度胸のよい婿捜し

語り(歌い)手・伝承者:島根県浜田市三隅町東平原 松岡宗太さん・明治29年生

 昔、あるところに有名な菓子屋がありましたげな。
 その菓子屋にたった一人、娘がおり、それがまたとても美しい人だったそうです。
そして婿さんをもらわなければというので、いろいろ捜しましたが、なかなか気に入った婿さんが見つかりません。しかし、やっと見つけて婿さんをもらったそうです。この婿さんというのは、また、菓子をこしらえることがとても上手で、その菓子屋はますます繁盛したそうです。
 ところが、よいことばかりは続かないもので、その婿さんが死にましたそうな。
「惜しい婿さんが死んだ」と娘さんも本当に気が違うように悲しみなさるし、両親も心配されたそうです。
 けれども、死んだものはしかたがないので、代わりの婿さんをもらわなければ、ということになりました。
「とてもああいう婿さんをもらうことはできん。しかし、人間ちゅうもんは何か一つ芸がなければおもしろうなぁが、いよいよ他におらんちゅうことになりゃあ、度胸のええ、寂しさぁせん婿さんを捜そう」ということになりましたげな。
 それから婿さんを一人もらいましたげな。
 ところが、夜、婿さんと娘さんと連れて寝ていて、
「まあ、ちょっこり起きい」と娘さんが婿さんに言う。
見ると、前の婿さんを棺桶に入れて、埋めずに床の間に据えてあるんだげな。そして棺桶の蓋を取って、
「こりゃぁ、初め死んだ婿さんで、惜しゅうてならんけえ、埋(い)けんこうにここにあるが、この肉をなあ、切って食べつりゃあ、わしの婿にしてやろう」と娘さんが言いましたげな。新しい婿さんは、たまげてしまって、とてもそれを食べる気になれないので、とんで帰ってしまったげな。
 また、婿さんをもらったげな。
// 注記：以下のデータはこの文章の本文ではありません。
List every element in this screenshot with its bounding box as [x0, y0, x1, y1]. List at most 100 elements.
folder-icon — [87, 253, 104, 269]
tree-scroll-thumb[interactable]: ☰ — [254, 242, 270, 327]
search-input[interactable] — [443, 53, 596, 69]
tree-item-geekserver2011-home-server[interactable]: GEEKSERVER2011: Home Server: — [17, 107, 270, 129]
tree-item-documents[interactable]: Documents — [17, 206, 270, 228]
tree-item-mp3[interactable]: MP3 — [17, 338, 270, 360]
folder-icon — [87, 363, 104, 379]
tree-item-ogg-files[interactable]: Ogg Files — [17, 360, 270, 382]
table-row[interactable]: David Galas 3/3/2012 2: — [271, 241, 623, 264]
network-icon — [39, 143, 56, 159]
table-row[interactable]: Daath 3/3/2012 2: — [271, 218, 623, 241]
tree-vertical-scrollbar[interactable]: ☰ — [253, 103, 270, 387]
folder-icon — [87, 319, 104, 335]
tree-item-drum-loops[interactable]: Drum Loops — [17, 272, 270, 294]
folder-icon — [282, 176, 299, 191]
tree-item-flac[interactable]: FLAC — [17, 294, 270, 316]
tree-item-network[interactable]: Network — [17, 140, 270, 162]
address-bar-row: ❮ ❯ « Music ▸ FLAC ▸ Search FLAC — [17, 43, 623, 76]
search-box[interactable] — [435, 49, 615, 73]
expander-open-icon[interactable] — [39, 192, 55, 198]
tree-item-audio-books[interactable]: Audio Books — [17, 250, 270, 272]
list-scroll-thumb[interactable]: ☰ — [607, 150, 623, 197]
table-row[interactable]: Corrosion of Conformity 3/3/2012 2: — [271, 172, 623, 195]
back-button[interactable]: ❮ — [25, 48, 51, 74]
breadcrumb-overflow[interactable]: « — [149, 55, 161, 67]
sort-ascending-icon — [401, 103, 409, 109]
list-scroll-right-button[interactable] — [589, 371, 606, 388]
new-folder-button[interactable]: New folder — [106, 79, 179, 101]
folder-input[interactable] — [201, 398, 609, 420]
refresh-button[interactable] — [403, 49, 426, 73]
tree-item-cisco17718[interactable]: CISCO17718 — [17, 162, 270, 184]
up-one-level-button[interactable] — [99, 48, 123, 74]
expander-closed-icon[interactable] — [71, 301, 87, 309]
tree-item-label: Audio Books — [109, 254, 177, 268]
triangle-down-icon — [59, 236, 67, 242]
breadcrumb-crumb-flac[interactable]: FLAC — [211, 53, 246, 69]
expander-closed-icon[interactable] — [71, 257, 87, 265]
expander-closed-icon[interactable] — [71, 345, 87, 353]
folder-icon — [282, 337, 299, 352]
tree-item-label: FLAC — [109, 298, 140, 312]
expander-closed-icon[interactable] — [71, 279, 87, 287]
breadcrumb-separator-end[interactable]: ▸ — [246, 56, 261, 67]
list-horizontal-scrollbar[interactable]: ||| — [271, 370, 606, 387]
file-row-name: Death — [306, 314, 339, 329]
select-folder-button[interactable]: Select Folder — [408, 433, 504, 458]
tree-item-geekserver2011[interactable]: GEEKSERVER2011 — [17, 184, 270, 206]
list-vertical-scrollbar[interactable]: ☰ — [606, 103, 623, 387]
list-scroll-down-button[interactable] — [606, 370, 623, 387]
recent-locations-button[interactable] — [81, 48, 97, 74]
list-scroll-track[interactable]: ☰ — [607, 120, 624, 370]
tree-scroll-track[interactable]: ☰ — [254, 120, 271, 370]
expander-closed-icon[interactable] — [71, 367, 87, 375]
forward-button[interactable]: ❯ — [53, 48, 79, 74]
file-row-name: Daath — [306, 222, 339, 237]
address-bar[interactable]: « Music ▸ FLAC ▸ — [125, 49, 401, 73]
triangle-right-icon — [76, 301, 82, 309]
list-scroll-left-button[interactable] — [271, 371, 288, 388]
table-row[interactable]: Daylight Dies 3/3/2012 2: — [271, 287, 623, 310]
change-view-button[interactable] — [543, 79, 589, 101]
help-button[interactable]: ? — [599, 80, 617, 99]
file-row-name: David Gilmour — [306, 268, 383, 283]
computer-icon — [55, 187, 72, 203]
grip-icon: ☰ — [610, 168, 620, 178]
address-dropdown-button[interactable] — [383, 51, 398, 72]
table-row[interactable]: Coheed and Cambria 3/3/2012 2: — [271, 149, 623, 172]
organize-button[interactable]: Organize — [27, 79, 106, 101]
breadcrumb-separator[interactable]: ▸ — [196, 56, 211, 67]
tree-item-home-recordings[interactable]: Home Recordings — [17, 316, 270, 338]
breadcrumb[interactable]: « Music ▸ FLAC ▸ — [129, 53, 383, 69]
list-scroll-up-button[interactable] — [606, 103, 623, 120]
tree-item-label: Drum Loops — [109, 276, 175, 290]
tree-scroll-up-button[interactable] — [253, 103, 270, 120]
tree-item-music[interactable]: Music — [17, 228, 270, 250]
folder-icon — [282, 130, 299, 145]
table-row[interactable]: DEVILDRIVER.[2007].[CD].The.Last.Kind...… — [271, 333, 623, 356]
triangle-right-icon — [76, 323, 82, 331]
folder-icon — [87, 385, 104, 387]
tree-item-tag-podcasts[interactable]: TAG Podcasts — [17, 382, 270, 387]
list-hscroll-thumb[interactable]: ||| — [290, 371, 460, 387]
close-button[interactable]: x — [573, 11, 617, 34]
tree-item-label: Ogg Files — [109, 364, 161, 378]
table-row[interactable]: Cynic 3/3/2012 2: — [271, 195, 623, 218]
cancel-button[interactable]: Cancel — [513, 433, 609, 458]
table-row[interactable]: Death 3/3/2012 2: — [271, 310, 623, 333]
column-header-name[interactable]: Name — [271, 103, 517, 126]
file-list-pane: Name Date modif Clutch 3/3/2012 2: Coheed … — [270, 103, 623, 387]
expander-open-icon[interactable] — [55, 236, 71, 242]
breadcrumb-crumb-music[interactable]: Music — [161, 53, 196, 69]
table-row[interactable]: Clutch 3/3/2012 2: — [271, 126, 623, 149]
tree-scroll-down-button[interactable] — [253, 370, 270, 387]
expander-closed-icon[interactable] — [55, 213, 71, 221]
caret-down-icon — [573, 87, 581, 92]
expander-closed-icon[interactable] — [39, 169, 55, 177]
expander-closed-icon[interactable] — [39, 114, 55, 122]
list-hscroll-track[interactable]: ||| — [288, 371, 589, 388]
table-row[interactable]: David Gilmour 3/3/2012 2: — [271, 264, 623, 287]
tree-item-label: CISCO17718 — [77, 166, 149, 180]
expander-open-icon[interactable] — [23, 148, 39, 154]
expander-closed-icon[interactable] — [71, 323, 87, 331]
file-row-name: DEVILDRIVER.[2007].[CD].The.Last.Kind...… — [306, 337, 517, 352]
次の婿さんにもそのようにしますと、これもたまげて帰ってしまったげな。
 それで、三人目の婿さんにも、そのようにしましたげな。しかし、その男は度胸がよいのだそうです。
「これを食うたところで、毒で死にゃあせんけえ、どのくらい食やあええか」
「いや、そりゃぁわずかでええ。好きなほど食やあ婿にしてやる」
「よし食おう。包丁もって来い」。そう言って包丁を受け取ると、それを切って食べましたげな。
 ところが、食べてみれば、それは菓子だったげな。なんと言ってもそこは菓子屋なので、前の婿さんに似せて菓子でこしらえてありましたげな。
 その男は、そのように度胸がよかったので、とうとうそこの婿さんになりましたげな。

解説

 語り手は松岡宗太さん(明治29年生)。昭和35年(1960)3月にお宅でうかがった。
関敬吾博士の分類では、「本格昔話」の中の「婚姻・難題聟」の中の「ぼっこ食い」として登録されている。各地に類話が認められるが、県内での分布は少ないようだ。